Letting Computers Run The Computers

As you read this, I'm in San Jose, Calif., at the Search Engine Strategies (SES) Conference. This is an intensive confab put on several times a year in major cities around the world, bringing together purveyors and users of search engines large and small. After its stint in San Jose, SES next pops up in Stockholm, Chicago, New York, and Tokyo. (SES is sponsored by Jupiter Events, a subsidiary of Jupitermedia, the publisher of this Web site.)

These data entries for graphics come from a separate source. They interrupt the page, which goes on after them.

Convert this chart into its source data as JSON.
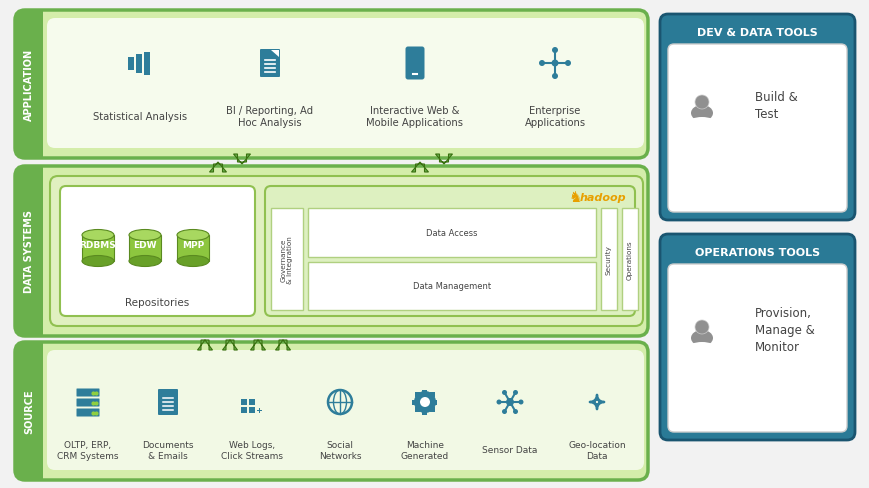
{
  "bg_color": "#f0f0f0",
  "green_dark": "#6ab04c",
  "green_light": "#d4edaa",
  "green_border": "#6ab04c",
  "teal_dark": "#2e7d9a",
  "white": "#ffffff",
  "application_label": "APPLICATION",
  "data_systems_label": "DATA SYSTEMS",
  "source_label": "SOURCE",
  "app_items": [
    "Statistical Analysis",
    "BI / Reporting, Ad\nHoc Analysis",
    "Interactive Web &\nMobile Applications",
    "Enterprise\nApplications"
  ],
  "source_items": [
    "OLTP, ERP,\nCRM Systems",
    "Documents\n& Emails",
    "Web Logs,\nClick Streams",
    "Social\nNetworks",
    "Machine\nGenerated",
    "Sensor Data",
    "Geo-location\nData"
  ],
  "repo_items": [
    "RDBMS",
    "EDW",
    "MPP"
  ],
  "dev_tools_title": "DEV & DATA TOOLS",
  "dev_tools_text": "Build &\nTest",
  "ops_tools_title": "OPERATIONS TOOLS",
  "ops_tools_text": "Provision,\nManage &\nMonitor"
}
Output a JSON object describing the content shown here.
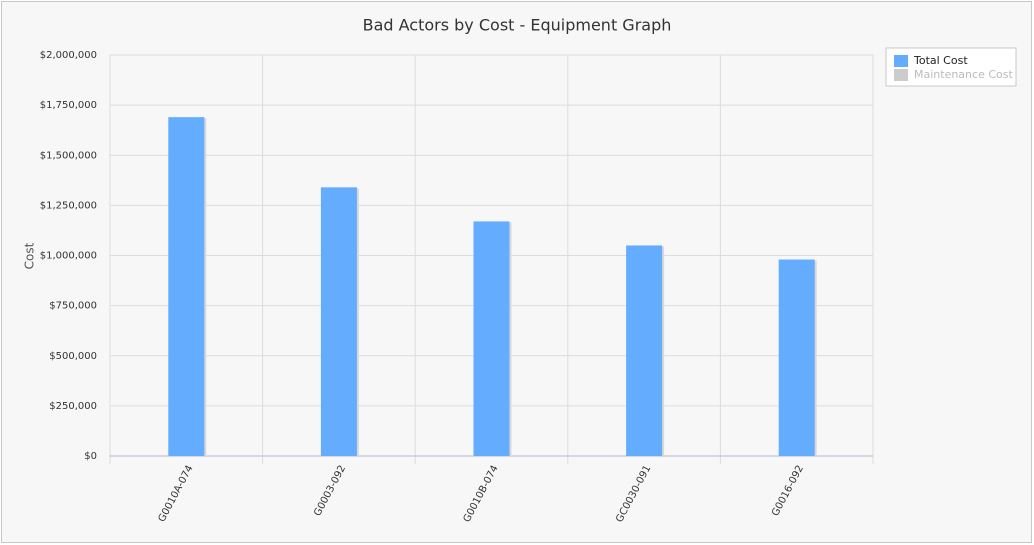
{
  "chart_data": {
    "type": "bar",
    "title": "Bad Actors by Cost - Equipment Graph",
    "y_label": "Cost",
    "categories": [
      "G0010A-074",
      "G0003-092",
      "G0010B-074",
      "GC0030-091",
      "G0016-092"
    ],
    "series": [
      {
        "name": "Total Cost",
        "color": "#63acfe",
        "values": [
          1690000,
          1340000,
          1170000,
          1050000,
          980000
        ]
      },
      {
        "name": "Maintenance Cost",
        "color": "#cccccc",
        "visible": false,
        "values": [
          null,
          null,
          null,
          null,
          null
        ]
      }
    ],
    "ylim": [
      0,
      2000000
    ],
    "yticks": [
      {
        "value": 0,
        "label": "$0"
      },
      {
        "value": 250000,
        "label": "$250,000"
      },
      {
        "value": 500000,
        "label": "$500,000"
      },
      {
        "value": 750000,
        "label": "$750,000"
      },
      {
        "value": 1000000,
        "label": "$1,000,000"
      },
      {
        "value": 1250000,
        "label": "$1,250,000"
      },
      {
        "value": 1500000,
        "label": "$1,500,000"
      },
      {
        "value": 1750000,
        "label": "$1,750,000"
      },
      {
        "value": 2000000,
        "label": "$2,000,000"
      }
    ],
    "grid": true,
    "legend": "top-right"
  }
}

Here at the convention, the complexities of managing online advertising are the province of a number of specialized Web services. I wrote a review of two such bid-management services in this space on Sept. 22, 2003:

Go Toast (now Atlas OnePoint). This service offers its customers fine-grained control over online advertising bids at Google, Overture, FindWhat, and about 30 other search engines. Go Toast, based in Denver, Colo., was acquired by Atlas DMT in December 2003 and renamed Atlas OnePoint.

Maestro. An offering of Did-it.com, located in New York, N.Y., Maestro is arguably a bit more "set it and forget it" than OnePoint. Compared to OnePoint, it aims at a somewhat higher-end market of firms: those spending more than $30,000 per month on online advertising.

Next week, I'll report to you on how players such as these are making the most of today's accelerating marketplace — and how you can, too.

An Executive Tech Update

I wrote in the July 20 installment of Executive Tech that you should download the beta 0.9.2 version of Firefox, a long-awaited alternative browser, and test your company's Web sites for compatibility with it.

I've found a strange quirk that you might also run into. When a hyperlink is clicked in Microsoft's Outlook 2003 e-mail program after Firefox is made the default browser, a dialog box called Locate Link Browser appears for no apparent reason. If you use this dialog box to select the Firefox program to open hyperlinks, you may see two Firefox windows when hyperlinks are clicked in Outlook.

Microsoft acknowledges that this is a bug in Outlook 2003 when running on Windows 2000. (See the company's Knowledge Base article 821692.)

This interaction will no doubt be fixed by the time version 1.0 of Firefox is released, probably this September. In the meantime, you can fix the glitch by changing two file types in Windows. Deselect the option for "DDE" under the file types "URL:HyperText Transfer Protocol" and "URL:HyperText With Security." This is more fully described by the Software Tips and Tricks forum.